A second offense is ignorance of ingredients. “You may think the soy sauce is gluten free but often it is not, you may think there’s no garlic in the condiment, but there is…”
For the first offense, Holland can offer an allergy audit of an operation, followed by staff training, online or in person. “For the most part, servers really do care; it’s just that sometimes they have no idea.”
As to the second offense, Holland has, with her nutritionist and restaurant background and the help of a software designer, put together a program tailor-made to each restaurant client, a program that provides an allergy-free menu to the customer and alerts to the kitchen.
The AllerSmart program works like this: All the ingredients for all menu items are input into the program. When the customer says, “I’m allergic to shellfish,” the server enters that information, the program then generates a list of shellfish-free options. Further, the kitchen receives an alert that table six has a shellfish sensitivity, so be extra careful to avoid cross-contact on the prep line.

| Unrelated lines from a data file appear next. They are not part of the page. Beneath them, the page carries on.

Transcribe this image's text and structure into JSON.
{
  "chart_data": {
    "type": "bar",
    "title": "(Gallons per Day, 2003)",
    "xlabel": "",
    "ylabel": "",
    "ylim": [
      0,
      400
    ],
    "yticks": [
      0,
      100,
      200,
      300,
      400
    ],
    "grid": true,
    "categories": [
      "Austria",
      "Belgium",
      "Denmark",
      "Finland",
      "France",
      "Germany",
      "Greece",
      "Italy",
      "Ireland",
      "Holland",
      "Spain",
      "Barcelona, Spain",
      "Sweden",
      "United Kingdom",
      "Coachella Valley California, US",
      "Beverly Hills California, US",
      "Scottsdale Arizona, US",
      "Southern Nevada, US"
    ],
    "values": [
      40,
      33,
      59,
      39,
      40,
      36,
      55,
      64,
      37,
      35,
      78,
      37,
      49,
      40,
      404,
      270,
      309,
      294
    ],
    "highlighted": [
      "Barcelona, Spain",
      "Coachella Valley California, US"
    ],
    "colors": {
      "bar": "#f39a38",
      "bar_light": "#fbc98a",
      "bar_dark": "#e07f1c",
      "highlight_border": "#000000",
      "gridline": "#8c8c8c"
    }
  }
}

Holland says reactions to the program are positive. “They tell us that it will save them money on training (staff turnover is generally high) and moreover, minimizes their liability regarding law suits.”
And it’s just plain good for business. “Once you’ve served that person with special needs, they will be forever loyal. We see increases from 8 to 25 percent in revenue with food allergic diners,” comments Holland.